MH84: A Novel γ-Secretase Modulator/PPARγ Agonist--Improves Mitochondrial Dysfunction in a Cellular Model of Alzheimer's Disease.

Developing new therapeutic strategies for Alzheimer’s disease (AD) is a current challenge. Approved drugs merely act symptomatically and delay the progression of the disease for a relatively short period of time. Here, we investigated the effectiveness of MH84 in a cellular HEK293APPwt model of AD, characterized by elevated beta amyloid protein levels (Aβ1–42) and mitochondrial dysfunction. MH84 is a derivate of pirinixic acid belonging to a novel class of γ-secretase modulators, which combines γ-secretase modulation with activation of peroxisome proliferator–activator receptor gamma (PPARγ). The mitochondria modifying Dimebon, the γ-secretase blocker DAPT, and the PPARγ agonist pioglitazone were used as controls.

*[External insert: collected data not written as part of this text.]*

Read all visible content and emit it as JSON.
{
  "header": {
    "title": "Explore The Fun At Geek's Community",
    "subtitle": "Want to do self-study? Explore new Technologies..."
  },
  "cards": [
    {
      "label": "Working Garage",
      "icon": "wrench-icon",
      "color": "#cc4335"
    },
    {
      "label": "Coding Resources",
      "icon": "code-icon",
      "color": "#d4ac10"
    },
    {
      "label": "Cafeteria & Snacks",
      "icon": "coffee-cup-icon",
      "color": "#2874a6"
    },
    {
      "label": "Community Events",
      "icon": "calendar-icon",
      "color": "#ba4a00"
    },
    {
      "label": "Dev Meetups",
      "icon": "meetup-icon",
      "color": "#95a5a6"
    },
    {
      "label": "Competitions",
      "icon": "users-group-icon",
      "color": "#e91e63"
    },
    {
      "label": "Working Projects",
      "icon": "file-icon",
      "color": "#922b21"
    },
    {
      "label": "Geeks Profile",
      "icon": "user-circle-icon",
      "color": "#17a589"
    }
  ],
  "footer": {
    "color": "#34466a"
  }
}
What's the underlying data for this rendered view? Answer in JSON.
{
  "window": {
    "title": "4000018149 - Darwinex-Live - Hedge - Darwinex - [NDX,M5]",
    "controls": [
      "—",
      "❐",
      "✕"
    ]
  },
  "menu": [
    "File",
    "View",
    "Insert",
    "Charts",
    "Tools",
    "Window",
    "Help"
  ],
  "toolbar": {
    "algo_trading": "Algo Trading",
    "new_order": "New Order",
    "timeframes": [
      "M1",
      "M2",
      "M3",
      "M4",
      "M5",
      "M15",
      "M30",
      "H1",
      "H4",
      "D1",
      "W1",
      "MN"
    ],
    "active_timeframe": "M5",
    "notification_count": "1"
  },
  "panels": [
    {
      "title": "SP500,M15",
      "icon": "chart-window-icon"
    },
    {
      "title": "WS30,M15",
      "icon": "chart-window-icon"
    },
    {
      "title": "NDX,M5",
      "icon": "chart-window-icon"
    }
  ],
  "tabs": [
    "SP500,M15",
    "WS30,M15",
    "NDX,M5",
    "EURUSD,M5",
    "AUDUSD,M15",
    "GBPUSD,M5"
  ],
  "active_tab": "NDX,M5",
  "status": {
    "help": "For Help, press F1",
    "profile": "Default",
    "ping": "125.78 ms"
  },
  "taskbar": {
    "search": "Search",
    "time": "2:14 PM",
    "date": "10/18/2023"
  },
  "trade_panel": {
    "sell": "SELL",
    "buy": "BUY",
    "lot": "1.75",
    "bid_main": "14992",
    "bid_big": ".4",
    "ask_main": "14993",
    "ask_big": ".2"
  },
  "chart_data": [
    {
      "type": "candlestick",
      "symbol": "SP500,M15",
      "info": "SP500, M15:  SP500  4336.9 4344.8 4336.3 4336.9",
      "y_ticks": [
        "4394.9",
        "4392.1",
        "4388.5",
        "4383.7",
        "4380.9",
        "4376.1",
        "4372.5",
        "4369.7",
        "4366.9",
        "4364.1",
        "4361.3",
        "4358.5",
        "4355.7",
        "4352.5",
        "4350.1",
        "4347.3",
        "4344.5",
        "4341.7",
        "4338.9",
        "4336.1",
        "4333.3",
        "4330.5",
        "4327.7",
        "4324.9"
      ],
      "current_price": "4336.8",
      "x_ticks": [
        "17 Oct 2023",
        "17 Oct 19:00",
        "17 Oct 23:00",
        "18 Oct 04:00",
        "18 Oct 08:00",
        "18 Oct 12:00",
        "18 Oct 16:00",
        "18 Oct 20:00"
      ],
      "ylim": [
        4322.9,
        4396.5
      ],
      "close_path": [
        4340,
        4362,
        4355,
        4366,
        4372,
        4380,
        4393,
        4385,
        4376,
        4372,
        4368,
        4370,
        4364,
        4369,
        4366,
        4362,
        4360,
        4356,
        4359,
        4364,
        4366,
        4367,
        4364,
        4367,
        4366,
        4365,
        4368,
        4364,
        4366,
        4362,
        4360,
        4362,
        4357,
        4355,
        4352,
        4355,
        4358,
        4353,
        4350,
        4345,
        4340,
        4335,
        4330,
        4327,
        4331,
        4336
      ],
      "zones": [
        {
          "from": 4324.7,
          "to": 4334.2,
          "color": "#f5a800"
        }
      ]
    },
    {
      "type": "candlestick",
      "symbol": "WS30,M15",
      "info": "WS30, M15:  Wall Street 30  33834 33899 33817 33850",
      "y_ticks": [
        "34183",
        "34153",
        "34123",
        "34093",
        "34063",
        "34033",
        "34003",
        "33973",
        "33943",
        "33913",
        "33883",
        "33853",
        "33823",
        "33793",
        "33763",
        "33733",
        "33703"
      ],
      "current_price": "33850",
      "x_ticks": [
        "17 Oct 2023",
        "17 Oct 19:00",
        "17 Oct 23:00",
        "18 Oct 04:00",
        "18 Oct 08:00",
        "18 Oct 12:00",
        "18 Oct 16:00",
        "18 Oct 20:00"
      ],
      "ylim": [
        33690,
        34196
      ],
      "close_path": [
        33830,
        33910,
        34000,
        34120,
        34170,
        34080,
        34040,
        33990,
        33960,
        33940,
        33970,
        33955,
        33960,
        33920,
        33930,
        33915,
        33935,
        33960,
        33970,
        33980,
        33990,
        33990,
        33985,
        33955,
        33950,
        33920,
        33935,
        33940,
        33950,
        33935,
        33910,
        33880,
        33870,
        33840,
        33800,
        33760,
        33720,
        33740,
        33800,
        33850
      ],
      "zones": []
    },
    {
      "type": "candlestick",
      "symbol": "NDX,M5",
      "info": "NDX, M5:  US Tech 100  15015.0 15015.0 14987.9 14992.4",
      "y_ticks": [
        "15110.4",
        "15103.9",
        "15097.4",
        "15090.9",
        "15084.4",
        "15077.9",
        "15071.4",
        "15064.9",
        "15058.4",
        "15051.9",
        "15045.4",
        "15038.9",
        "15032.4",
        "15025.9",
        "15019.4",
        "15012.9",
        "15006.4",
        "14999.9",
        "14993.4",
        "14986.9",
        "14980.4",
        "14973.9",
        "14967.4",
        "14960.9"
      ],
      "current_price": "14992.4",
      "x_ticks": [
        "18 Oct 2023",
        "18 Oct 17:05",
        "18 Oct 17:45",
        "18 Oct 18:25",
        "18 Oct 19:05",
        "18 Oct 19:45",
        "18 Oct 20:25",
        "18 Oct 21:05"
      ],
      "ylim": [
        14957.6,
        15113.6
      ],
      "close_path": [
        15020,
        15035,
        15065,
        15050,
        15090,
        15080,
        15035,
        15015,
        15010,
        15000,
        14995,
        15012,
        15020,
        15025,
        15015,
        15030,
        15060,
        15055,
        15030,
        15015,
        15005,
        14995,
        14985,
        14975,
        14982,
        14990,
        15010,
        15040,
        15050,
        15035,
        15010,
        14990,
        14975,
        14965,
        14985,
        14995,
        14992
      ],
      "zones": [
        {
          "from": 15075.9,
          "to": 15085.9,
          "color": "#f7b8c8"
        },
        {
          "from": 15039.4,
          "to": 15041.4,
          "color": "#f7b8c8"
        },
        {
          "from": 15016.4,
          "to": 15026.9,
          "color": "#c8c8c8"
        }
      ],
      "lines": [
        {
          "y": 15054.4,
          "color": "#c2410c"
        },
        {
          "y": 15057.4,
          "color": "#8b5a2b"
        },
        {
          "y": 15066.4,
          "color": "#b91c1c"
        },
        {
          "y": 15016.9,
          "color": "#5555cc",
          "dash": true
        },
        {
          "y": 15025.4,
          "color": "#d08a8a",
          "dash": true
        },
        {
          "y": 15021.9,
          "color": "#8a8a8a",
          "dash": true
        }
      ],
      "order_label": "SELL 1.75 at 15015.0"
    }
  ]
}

MH84 protects against nitrosative stress, increased mitochondrial respiration, citrate synthase (CS) activity and protein levels of PGC1α indicating enhanced mitochondrial content at nano-molar concentrations. Concurrently, MH84 decreased protein levels of APP, Aβ1–42, and C-terminal fragments at micro-molar concentrations. Both Dimebon and DAPT reduced cellular Aβ1–42 levels. Dimebon improved mitochondrial functions and DAPT decreased mitochondrial membrane potential. Pioglitazone had no effects on APP processing and mitochondrial function. Our data emphasizes MH84 as possible novel therapeutic agent with mitochondria-based mode of action.